The calcium listed on a nutrition label isn’t the calcium your body actually keeps. Absorption rates from food range from less than 10% to over 50%, and the difference comes down to what else is in the food. Two compounds are the main culprits behind poor absorption: oxalates and phytates.

Spinach is the classic example. It contains a reasonable amount of calcium on paper, but your body absorbs only about 5% of it because spinach is loaded with oxalates, which bind to calcium and carry it out unabsorbed. Rhubarb and Swiss chard have the same problem. By contrast, low-oxalate greens like kale, bok choy, and broccoli let you absorb a much higher percentage.

Phytates, found in whole grains, seeds, and legumes, also reduce calcium absorption, though the effect is less dramatic than oxalates.

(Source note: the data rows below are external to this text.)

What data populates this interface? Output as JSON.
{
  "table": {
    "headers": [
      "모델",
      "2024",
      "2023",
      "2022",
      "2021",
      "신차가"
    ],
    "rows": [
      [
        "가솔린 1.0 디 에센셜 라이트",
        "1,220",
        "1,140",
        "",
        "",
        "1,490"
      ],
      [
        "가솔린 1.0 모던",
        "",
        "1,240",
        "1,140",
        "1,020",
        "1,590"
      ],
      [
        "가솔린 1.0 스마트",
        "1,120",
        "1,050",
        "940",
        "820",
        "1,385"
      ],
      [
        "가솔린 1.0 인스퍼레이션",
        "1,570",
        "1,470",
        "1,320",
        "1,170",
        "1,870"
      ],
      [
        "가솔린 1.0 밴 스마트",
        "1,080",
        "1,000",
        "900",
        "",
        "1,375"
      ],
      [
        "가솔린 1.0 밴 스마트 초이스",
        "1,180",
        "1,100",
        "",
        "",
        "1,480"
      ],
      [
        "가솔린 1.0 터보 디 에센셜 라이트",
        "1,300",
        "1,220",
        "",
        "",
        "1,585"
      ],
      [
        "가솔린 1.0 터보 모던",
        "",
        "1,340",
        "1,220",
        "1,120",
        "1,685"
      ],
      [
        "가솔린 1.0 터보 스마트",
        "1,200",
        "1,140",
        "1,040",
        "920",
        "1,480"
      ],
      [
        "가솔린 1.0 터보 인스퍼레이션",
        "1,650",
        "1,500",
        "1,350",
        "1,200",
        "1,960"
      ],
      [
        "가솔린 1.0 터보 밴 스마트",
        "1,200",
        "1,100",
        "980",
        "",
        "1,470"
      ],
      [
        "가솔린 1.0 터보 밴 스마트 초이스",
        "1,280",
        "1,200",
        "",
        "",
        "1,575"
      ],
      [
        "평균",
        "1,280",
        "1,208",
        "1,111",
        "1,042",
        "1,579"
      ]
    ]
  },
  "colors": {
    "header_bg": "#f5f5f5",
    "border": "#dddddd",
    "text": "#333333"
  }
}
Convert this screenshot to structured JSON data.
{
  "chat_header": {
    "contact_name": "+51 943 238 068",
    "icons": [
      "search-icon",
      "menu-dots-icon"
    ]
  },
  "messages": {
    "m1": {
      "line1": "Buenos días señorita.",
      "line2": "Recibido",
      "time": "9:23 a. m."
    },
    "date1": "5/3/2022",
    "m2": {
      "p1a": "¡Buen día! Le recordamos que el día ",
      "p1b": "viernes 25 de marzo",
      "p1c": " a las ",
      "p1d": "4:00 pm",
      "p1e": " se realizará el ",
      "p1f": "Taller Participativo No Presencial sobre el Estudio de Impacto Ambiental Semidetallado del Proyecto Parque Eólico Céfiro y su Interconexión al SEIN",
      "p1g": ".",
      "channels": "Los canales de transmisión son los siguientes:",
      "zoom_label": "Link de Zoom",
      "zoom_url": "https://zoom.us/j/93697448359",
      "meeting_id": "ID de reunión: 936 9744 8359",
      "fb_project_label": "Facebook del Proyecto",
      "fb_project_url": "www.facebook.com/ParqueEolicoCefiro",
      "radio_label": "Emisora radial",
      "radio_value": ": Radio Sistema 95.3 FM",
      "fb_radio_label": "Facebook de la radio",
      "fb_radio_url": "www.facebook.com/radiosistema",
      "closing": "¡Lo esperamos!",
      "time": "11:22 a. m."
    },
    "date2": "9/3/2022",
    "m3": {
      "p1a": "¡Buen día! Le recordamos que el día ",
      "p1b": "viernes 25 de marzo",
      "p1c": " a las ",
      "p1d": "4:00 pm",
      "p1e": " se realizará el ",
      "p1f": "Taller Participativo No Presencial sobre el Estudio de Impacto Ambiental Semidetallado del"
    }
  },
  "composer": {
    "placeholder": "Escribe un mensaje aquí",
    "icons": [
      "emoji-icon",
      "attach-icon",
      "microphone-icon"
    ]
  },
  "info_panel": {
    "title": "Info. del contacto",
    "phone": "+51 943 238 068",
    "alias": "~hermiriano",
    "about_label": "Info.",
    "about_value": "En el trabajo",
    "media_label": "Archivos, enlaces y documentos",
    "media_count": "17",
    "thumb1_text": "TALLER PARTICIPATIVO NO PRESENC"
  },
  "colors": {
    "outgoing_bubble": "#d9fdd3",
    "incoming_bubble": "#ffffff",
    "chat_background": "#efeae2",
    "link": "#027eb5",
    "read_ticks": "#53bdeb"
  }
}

Soaking, sprouting, or fermenting these foods breaks down some of the phytic acid and improves mineral uptake.

For practical purposes, think of calcium sources in tiers. Dairy and fortified foods are highly absorbed and high in total calcium. Low-oxalate greens are well absorbed but low in total calcium, so you need more servings. High-oxalate greens like spinach are poor calcium sources no matter how much you eat.

Nutrients That Help Calcium Work

Calcium doesn’t work alone. Vitamin D is the most important partner: it helps your intestines absorb calcium from food and directs it into your bones. Without enough vitamin D, even a calcium-rich diet may not fully protect bone density. Sunlight exposure, fatty fish, egg yolks, and fortified foods are common vitamin D sources.

Magnesium also plays a less obvious but critical role. It serves as a cofactor for vitamin D activation, meaning your body needs adequate magnesium to fully use the vitamin D that helps absorb calcium. About half of the body’s magnesium is stored in bone. In one study, patients who received magnesium therapy saw bone density increase by 1% to 8%, while untreated controls lost bone density over the same period. Good magnesium sources include nuts, seeds, whole grains, and dark leafy greens.

Putting It Together

If you eat dairy, two to three servings a day covers most of your calcium needs. If you’re plant-based, lean on fortified milks and juices, calcium-set tofu, and low-oxalate greens. Either way, pair your calcium sources with enough vitamin D and magnesium to make sure the calcium actually reaches your bones. Spreading intake across meals is better than loading it all into one sitting, because your body absorbs calcium more efficiently in smaller doses.